Штирлиц стоит у въезда в город весь в медалях и орденах. Мимо проезжают двое молодых людей на мотоциклах. – Байкеры! – подумал Штирлиц. – Металл! – подумали молодые люди.
Едет американец по пустыне на "Харлее", жарко, пить хочется, а навстречу араб на верблюде. Араб галопом скачет, колбасится и говорит: "Давай меняться, я тебе верблюда, а ты мне свой мотакль, типа тебе легче по пустыне ехать будет!" Ну американец и согласился. Ну едет он, все нормально, добрался до города, а араб на первой дюне заглох, слез с мотоцикла, подходит к фаре и говорит: "Такой большой глаз, а нифига не видит!"
Раннее утро. Маленькая девочка сидит в расстегнутом пиджаке и полузаправленной рубашке. Она еще не умылась и не причесалась. В руке у нее стакан яблочного сока, который похож на виски. В лице читается ненависть ко всему. Она хотела бы сказать "твари, как же вы задрали со своим гребаным садиком", но не может. Она еще не выговаривает "р".
Мужик после авиакатастрофы попал на остров посреди океана, где местные дикари поймали его и собираются съесть. На огонь поставили огромный котел с водой, гремят барабаны, жрец местного значения прыгает в диком танце. Вдруг в одном из барабанщиков мужик разглядел знакомые черты. - Браток! Ты часом не земляк будешь? - прошептал он. Барабанщик покосил на него глазом и, насупившись, ответил: - Земляк. Но ооочень голоден.

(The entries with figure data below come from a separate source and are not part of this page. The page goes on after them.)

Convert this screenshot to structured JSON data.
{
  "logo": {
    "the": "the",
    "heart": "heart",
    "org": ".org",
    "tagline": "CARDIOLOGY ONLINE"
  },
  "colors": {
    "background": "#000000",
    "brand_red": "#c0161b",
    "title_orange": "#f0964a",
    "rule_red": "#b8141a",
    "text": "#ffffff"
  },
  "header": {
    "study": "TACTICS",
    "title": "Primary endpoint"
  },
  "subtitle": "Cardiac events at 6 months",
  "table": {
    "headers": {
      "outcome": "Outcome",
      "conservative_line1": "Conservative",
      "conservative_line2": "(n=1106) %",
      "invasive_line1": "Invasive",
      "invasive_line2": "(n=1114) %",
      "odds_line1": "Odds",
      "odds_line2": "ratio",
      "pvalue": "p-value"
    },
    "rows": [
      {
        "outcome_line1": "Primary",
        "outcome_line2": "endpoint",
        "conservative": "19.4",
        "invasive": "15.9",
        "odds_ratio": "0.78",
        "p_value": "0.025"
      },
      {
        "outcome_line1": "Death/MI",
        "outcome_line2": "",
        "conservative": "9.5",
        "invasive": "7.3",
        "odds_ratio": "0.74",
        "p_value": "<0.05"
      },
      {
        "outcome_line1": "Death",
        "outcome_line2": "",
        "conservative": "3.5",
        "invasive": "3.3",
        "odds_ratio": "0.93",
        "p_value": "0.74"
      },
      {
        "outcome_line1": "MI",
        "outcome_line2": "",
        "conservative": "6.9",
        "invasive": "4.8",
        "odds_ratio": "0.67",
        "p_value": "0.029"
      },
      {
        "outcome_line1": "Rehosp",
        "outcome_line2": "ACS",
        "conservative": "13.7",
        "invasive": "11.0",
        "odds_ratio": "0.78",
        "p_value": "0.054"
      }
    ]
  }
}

На уроке литературы: - Вовочка, что тебе известно о Чехове и Пушкине? - Чехов - это город, и Пушкин - это тоже вроде город. - А кто же тогда Толстой? - А Толстой - это вообще лев!
Чехов: ничто так не красит женщину, как верность. Бронте: ничто так не красит женщину, как любовь. Тургенев: ничто так не красит женщину, как скромность. Толстой: какие к черту женщины, вы посмотрите какой дуб.
- Доктор, жена оставила на меня нашего младенца и уехала в отпуск. А я его гулять вожу и массаж делаю, и кварцевые ванны, и гимнастику... Но он что-то плохо выглядит. - А чем вы его кормите? - Тьфу, черт, так и знал, что что-нибудь забуду!
Гуляла с парнем по парку и во время прогулки начался спор. Я решила прекратить его шутливой фразой: Не спорь со мной, я ведьма! И в этот самый момент начали гаснуть фонари на аллее. Надо было видеть, как он от меня убегал.
Штирлиц шел по ночному Берлину плотно закутавшиcь в плащ. Моросил мелкий промозглый дождь который так и норовил затечь Штирлицу в левую ноздрю. Почему в левую? - c досадой думал Штирлиц. В воздухе застыло что-то непонятное, тоскливое и тревожное, похожее на туман. Штирлиц вышел из запоя. Неожиданно из-за угла бывшего Театра Лилипутов появилиcь три темные фигуры в форме офицеров гестапо. Фигуры окружили Штирлица со всех cторон девятимиллиметровых шмайсеров МР40 с откидным прикладом. cлепя глаза отблесками уличных фонарей на мокрых cтволах Повеяло перегаром дешевого гестаповского портвейна, который тут же напомнил Штирлицу его родной перегар и, cоответственно, родину-мать. - ... мать! - пронеслось в голове у Штирлица. - ... мать! - отозвалоcь эхо в другой половине головы. - Sich eine Zigarette anzunden? [Закурить не найдется? ] - спросил старший гестаповец, хриплым от хазергита голосом. - Seichas vyi u menya zakurite, suki! [Конечно найдется! ] - с надрывом ответил Штирлиц, и быстро, но cо смаком, дал закурить двум немцам. Третьего в ту ночь ему догнать так и не удалось.